Heat-stressed corals and the important role of picoplankton-derived nitrogen
摘要
Carbon (C) and nitrogen (N) are essential nutrients for coral–Symbiodiniaceae associations, yet global change can disrupt C and N acquisition by corals, affecting their resilience under stress. We investigated how two octocorals (Sarcophyton glaucum, Lobophytum sp.) and two hexacorals (Stylophora pistillata, Turbinaria reniformis) assimilate nitrogen from three 15N-labelled sources—dissolved free amino acids (DFAAs), Synechococcus (picoplankton), and Artemia salina nauplii (microplankton)—supplied at 1 µM N, under control (26 °C) and heat stress (30 °C) conditions. Corals were also incubated with natural pico-nanoplankton assemblages, with concentrations measured via flow cytometry. In addition, we measured the rates of photosynthesis and respiration, to estimate the relative contribution of autotrophy to the corals’ respiratory needs. Across all species, Synechococcus was the most efficiently assimilated N source, with uptake increasing under heat stress. Estimates of heterotrophic carbon assimilation (using C:N ratio) coupled with respiratory measurements showed that Synechococcus can provide 30–70% of the corals’ daily respiratory carbon demand, especially in the most heterotrophic species.
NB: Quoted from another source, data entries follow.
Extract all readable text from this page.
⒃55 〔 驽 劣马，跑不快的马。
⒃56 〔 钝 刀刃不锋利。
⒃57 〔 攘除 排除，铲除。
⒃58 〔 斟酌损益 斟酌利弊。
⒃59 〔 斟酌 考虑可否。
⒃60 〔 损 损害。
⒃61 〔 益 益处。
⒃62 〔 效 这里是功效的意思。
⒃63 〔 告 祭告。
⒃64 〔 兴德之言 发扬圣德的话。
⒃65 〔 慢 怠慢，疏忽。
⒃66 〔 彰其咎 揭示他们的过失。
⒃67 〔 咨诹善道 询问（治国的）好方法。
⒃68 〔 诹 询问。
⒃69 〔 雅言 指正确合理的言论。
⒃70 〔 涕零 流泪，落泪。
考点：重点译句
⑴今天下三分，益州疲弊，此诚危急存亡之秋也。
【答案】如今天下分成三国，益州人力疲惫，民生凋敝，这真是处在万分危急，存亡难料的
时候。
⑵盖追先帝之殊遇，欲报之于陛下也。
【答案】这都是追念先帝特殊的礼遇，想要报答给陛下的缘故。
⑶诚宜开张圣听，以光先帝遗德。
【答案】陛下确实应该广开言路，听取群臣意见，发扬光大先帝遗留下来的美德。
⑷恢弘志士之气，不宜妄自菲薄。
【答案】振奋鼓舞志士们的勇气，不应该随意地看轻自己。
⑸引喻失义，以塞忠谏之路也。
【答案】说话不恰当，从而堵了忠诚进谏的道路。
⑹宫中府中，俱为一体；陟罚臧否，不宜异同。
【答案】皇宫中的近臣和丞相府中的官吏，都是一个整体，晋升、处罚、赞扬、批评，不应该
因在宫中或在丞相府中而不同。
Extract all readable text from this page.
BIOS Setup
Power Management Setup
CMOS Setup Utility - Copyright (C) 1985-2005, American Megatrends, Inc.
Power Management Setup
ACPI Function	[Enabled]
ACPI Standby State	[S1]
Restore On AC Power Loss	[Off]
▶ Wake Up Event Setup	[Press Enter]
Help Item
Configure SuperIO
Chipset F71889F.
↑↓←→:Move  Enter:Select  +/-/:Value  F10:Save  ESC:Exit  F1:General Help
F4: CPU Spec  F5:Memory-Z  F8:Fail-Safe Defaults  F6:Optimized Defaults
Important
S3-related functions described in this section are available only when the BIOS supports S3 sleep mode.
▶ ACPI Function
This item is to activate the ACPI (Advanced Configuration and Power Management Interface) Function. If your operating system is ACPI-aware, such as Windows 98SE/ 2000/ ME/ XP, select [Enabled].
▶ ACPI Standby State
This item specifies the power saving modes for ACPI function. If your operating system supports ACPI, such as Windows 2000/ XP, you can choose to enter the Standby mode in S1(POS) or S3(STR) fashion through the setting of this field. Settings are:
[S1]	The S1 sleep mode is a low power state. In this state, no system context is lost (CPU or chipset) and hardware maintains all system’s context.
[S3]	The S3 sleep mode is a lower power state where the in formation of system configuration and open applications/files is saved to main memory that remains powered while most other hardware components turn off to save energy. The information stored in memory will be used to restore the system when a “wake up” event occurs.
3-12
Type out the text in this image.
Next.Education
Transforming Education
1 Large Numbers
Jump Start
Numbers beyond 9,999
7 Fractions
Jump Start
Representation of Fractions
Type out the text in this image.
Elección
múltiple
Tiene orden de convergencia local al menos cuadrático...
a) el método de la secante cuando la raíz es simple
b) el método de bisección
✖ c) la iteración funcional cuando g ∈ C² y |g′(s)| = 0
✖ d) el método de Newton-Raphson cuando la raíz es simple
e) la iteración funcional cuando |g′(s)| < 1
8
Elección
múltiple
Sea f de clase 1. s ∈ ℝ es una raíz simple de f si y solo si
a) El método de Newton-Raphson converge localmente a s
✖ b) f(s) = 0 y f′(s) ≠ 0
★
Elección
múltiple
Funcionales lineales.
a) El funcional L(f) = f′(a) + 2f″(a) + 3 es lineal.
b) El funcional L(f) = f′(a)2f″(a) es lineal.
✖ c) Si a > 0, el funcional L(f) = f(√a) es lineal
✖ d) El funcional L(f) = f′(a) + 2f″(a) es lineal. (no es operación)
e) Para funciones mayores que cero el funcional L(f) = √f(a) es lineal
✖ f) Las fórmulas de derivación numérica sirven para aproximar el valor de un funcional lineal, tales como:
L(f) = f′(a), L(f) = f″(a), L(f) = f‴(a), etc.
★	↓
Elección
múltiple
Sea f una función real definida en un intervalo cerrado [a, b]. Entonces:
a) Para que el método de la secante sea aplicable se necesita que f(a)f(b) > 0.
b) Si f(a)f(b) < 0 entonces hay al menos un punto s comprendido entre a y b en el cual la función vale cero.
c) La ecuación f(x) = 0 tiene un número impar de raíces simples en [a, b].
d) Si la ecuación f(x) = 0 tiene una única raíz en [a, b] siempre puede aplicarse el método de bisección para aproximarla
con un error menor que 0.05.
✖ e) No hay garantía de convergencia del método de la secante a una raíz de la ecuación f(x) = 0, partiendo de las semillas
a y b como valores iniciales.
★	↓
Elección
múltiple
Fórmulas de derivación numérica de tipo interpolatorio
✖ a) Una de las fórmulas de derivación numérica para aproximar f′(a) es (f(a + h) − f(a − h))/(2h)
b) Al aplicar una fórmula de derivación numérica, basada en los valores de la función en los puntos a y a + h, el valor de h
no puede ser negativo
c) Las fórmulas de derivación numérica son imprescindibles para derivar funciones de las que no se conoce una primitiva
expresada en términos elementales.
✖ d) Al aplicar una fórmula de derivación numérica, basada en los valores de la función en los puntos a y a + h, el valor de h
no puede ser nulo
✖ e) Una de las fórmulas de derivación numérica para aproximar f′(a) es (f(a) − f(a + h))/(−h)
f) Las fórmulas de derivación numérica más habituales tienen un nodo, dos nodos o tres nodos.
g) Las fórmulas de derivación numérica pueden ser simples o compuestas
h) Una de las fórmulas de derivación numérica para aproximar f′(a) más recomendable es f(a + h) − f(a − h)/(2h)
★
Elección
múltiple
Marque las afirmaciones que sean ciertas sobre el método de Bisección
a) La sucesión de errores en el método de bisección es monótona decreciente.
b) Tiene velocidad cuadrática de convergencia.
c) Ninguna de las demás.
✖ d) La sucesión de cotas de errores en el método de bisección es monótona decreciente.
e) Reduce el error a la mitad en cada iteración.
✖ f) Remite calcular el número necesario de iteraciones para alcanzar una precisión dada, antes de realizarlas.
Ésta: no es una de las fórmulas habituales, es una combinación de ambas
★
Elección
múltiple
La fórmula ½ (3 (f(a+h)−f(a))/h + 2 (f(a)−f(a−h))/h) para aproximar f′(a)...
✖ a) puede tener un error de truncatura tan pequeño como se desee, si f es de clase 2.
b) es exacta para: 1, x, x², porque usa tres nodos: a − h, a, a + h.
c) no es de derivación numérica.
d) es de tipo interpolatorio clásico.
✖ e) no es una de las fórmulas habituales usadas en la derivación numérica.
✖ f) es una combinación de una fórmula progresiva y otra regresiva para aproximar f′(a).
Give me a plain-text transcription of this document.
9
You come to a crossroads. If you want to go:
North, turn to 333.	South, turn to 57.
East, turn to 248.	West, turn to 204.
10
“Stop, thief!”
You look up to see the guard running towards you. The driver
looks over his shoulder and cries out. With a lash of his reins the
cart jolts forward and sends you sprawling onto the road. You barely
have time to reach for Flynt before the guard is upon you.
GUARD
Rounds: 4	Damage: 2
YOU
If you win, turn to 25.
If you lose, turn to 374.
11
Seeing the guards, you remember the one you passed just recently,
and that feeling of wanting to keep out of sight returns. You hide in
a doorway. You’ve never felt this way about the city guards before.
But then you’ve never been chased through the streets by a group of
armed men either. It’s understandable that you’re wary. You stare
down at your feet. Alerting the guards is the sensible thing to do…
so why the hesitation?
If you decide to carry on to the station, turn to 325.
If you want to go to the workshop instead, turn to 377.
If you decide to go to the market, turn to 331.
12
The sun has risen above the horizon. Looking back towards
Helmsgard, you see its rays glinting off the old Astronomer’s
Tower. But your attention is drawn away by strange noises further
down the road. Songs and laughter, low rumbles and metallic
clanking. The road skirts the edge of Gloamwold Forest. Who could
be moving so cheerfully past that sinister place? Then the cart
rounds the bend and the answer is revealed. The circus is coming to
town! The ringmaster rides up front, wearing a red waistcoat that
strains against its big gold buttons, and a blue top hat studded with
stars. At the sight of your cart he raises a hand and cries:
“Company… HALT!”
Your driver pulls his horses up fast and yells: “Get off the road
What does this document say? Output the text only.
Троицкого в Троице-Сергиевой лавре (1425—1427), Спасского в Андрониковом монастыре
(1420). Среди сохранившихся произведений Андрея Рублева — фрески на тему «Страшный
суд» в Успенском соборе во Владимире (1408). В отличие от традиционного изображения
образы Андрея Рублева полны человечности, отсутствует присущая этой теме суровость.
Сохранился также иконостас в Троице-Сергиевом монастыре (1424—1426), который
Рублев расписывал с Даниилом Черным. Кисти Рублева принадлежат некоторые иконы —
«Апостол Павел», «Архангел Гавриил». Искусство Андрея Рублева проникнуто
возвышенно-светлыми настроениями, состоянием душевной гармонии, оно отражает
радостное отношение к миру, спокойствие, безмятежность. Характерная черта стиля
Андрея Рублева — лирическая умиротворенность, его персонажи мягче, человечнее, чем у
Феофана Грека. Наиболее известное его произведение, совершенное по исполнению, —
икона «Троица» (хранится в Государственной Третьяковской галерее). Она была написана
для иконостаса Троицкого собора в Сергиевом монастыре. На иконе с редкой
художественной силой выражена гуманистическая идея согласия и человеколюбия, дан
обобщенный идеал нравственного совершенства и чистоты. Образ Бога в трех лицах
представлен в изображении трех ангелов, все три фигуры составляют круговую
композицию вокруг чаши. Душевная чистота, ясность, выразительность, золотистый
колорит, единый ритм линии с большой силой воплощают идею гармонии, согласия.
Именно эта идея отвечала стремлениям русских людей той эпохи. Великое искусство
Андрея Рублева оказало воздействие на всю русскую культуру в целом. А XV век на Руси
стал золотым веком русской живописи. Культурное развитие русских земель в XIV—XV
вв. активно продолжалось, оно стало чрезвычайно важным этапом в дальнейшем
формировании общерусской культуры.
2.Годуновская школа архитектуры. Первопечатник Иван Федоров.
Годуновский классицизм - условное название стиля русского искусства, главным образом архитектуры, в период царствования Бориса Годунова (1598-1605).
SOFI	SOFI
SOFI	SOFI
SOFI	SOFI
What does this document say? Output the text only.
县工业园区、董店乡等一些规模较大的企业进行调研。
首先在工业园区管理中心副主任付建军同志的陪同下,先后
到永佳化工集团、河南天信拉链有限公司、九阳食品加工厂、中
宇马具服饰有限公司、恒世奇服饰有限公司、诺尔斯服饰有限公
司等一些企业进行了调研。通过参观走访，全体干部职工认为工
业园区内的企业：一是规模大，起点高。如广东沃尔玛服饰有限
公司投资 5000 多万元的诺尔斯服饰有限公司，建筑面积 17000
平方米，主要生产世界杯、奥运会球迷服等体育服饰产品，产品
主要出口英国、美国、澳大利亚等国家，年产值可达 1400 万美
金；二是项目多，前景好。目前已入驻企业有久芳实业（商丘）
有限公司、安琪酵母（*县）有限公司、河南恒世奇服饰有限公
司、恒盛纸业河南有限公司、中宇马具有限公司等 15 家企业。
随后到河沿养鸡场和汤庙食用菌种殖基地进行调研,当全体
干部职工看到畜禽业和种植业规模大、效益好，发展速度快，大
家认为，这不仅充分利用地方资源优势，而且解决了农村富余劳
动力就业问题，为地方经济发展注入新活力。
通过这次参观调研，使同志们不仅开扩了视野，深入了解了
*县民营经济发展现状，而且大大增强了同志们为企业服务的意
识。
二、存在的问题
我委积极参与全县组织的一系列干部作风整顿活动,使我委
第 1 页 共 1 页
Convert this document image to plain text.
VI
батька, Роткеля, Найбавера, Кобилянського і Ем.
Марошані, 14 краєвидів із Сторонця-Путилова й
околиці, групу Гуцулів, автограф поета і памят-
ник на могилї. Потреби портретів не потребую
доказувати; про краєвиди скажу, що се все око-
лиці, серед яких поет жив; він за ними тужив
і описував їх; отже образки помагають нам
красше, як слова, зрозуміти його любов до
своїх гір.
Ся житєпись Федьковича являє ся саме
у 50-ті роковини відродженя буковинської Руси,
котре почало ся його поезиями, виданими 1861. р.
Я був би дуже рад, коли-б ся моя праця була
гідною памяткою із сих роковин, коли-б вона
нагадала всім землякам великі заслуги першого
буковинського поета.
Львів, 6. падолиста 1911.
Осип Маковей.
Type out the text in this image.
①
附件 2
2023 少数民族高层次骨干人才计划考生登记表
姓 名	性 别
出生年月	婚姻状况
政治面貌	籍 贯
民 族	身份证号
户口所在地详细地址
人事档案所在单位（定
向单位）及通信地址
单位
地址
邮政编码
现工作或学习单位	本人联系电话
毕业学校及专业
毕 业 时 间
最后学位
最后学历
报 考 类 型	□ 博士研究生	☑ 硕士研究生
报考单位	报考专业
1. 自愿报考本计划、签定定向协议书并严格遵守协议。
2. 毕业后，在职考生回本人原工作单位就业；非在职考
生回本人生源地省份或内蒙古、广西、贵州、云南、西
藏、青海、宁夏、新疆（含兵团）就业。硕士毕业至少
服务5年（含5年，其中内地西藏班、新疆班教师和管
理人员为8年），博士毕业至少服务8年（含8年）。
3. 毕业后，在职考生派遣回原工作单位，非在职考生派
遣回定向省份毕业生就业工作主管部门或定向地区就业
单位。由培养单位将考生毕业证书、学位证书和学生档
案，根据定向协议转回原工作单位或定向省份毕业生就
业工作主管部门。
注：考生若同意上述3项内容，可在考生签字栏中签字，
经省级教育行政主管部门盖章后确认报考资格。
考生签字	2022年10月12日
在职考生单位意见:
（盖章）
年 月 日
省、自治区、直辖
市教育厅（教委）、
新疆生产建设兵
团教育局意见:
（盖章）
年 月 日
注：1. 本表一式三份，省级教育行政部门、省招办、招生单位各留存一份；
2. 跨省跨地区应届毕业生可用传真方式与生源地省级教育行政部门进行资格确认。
Octocorals exhibited lower C and N assimilation rates than hexacorals, likely due to lower N needs and consistent with their overall lower metabolic requirements. Notably, S. glaucum displayed great flexibility in compensating reduced autotrophy through heterotrophy under heat stress. Incubations with natural plankton assemblages revealed increases in pico-nanoplankton concentrations in the presence of corals, likely stimulated by coral mucus release. These results demonstrate that picoplankton contributes significantly to both carbon and nitrogen budgets during heat stress and highlight species-specific nutritional strategies that may shape coral resilience under future climate conditions.